House of Assembly - Fifty-Second Parliament, First Session (52-1)
2010-05-12 Daily Xml

Contents

Ministerial Statement

GIFFORD, MR DUN

The Hon. M.D. RANN (Ramsay—Premier, Minister for Economic Development, Minister for Social Inclusion, Minister for the Arts, Minister for Sustainability and Climate Change) (15:21): I seek leave to make a ministerial statement.

Leave granted.

The Hon. M.D. RANN: Members on both sides of this house who have followed Tasting Australia's progress in Adelaide over the years will share my distress at the news of the tragic and untimely death on Sunday of United States good food campaigner Dun Gifford. Dun and his partner, Sara Baer-Sinnot, have been frequent visitors to Adelaide both for Tasting Australia and as convenors of the Food Summit.

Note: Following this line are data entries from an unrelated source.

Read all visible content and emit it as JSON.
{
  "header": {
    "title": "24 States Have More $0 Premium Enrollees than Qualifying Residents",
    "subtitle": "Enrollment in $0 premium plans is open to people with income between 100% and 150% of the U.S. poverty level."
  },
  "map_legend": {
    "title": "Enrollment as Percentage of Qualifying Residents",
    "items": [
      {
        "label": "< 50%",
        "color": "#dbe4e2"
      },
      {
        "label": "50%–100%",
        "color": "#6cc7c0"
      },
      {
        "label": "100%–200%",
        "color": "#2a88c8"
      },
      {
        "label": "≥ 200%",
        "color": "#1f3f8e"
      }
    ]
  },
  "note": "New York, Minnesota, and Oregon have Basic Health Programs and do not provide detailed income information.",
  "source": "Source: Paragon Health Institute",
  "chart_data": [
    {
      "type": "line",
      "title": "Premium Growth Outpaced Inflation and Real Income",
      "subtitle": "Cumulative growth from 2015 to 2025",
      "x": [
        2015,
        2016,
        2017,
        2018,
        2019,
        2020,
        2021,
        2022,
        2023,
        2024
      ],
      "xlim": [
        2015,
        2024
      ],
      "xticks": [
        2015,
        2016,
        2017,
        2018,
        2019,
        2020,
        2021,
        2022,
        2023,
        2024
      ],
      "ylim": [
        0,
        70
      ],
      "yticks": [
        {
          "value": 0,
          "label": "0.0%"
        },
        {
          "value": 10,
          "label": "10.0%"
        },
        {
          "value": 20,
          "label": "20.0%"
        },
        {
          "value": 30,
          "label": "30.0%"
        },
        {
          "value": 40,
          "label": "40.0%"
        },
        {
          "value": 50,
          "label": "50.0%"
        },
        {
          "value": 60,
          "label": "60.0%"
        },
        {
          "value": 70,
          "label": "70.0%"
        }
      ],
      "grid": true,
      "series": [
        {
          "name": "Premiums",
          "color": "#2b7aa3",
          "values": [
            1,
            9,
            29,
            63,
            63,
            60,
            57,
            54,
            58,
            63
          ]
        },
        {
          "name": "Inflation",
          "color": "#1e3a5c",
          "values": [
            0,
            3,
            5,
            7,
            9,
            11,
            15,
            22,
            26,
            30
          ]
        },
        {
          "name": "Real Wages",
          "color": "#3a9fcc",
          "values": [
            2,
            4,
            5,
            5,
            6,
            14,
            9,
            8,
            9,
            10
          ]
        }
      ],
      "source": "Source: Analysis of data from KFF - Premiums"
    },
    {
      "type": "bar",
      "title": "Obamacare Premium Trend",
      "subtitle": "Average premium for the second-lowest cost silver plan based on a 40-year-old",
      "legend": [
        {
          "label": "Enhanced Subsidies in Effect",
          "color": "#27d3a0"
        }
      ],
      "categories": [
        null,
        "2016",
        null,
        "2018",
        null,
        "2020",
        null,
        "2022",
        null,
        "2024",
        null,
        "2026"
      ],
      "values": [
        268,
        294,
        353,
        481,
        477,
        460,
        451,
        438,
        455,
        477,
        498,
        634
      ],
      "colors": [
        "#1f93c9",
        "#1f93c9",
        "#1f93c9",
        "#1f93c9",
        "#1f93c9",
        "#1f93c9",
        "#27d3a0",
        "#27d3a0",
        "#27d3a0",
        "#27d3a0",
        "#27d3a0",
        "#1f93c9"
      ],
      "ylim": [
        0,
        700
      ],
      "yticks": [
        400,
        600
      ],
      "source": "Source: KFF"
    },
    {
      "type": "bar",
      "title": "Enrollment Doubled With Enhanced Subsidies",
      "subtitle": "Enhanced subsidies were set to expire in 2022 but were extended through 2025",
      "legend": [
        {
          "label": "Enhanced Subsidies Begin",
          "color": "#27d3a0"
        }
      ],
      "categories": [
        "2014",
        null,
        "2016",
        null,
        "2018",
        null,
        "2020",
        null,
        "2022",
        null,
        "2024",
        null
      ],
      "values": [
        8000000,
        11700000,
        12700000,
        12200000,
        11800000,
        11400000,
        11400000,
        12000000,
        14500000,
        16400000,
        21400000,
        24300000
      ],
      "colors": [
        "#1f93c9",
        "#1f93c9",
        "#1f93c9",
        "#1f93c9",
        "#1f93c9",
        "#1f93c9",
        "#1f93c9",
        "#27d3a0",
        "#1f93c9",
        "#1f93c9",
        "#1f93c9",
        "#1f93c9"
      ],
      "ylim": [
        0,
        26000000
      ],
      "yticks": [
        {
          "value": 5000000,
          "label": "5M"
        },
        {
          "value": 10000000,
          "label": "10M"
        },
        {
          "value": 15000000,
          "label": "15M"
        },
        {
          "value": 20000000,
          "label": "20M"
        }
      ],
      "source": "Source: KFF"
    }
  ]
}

For years this wonderful couple have been on the front line of the battle for healthier, tastier, more authentic food as the developed world confronts epidemics of obesity, including the scourge of childhood obesity, diabetes and other diet related diseases.

Dun Gifford, President of Oldways, the food issues think tank based in Boston, was a great and prominent advocate of the Mediterranean diet, consistently judged as the world's healthiest diet over many decades. As Dun said:

The main reason is that its principal fat is olive oil, which is not only delicious, but it is a monounsaturated fat. In this country, as we all know, butter was the principal fat for some generations, and butter is a saturated fat. The differences have to do with heart health.

The Italians, Greeks, Spanish, North Africans, in other words all Mediterraneans, had a much better heart health profile than Americans did during the 50s, 60s, 70s, 80s and 90s.

He went on to say:

Another reason is fish. Much more fish is eaten per capita in the Mediterranean countries than in the [United States]. This helps prevent obesity and hypertension.

Then Dun would talk about the importance of vegetables, where people in Mediterranean countries eat more vegetables per capita than Americans, which lowers their risk of colon cancer.

Dun Gifford engaged with people in the most positive, charming but convincing way to change food production and food consumption. He played a significant role in changing public opinion about food and in warning Americans of the dangers of junk food and fast food. He was once described in America as the 'guru of a new way of eating'. In fact, he was the champion of older, more authentic, more pleasurable ways of cooking and eating.

Dun was a great teacher. He brought science and good cuisine together. He loved coming to South Australia. He loved our big red wines and he loved our quality regional produce. He celebrated food and wine with character made by great characters. He also loved Adelaide's restaurants. Only last week Sasha and I took Dun and Sara to Auge, here in our city. I remember how much they enjoyed Enzo's and the Star of Greece a few years back.

He was not just a food activist; he was part of American political history. As a teenager he survived the sinking of the Andrea Doria in the Atlantic. After graduating from Harvard, Dun served in the US Navy, and then, after working in Washington DC, became a key adviser in the presidential campaign of United States Senator Robert Kennedy. Dun accompanied Bobby Kennedy during the June 1968 primary in California. When the results came in that Kennedy had beaten Eugene McCarthy and was therefore in a good position to win the nomination for president at the Democratic Convention in Chicago, Dun was with him in the ballroom of the Ambassador Hotel in Los Angeles. He was also walking behind Senator Kennedy in the kitchen of that same hotel when he was shot and fatally wounded. Dun helped to subdue Kennedy's assassin, Sirhan Sirhan, and accompanied Kennedy and his wife, Ethel, in an ambulance to the hospital.

Dun had a long involvement and friendship with the Kennedy family and served as a legal assistant to Senator Edward Kennedy, but tragedy again struck and Dun, who was a resident of Nantucket Island in Massachusetts, had to identify the drowned body of Mary Jo Kopechne.

After leaving full-time politics, he was involved in a number of businesses, including setting up a cookie and muffin shop in Boston's Quincy Market, with a returned Vietnam hero, John Kerry, himself later to become a US Senator for Massachusetts and the Democratic Party's nominee for President of the United States. He owned and opened restaurants (including the famous Harvest Restaurant), was a great sailor and fisherman and served as chief executive of the Nantucket Electric Company.

I first met Dun Gifford in Adelaide in the year 2000 and later met him in Boston and many times during his visits to our state. I, like many others of his South Australian friends, found this gentle giant from Nantucket to be a lighthouse of decency and quiet wisdom. He had many stories to tell but was also a great listener—a rare combination. He inspired people to do good things and to make a difference. When we banned junk food in schools and outlawed genetically modified crops in South Australia, I was thinking of Dun Gifford. He was an activist in life who was deeply committed to public service and was a good and loyal friend.

On behalf of the government and this parliament, I would like to extend our deepest sympathy to Dun's beloved Sarah and his family and to his colleagues at Oldways and Tasting Australia.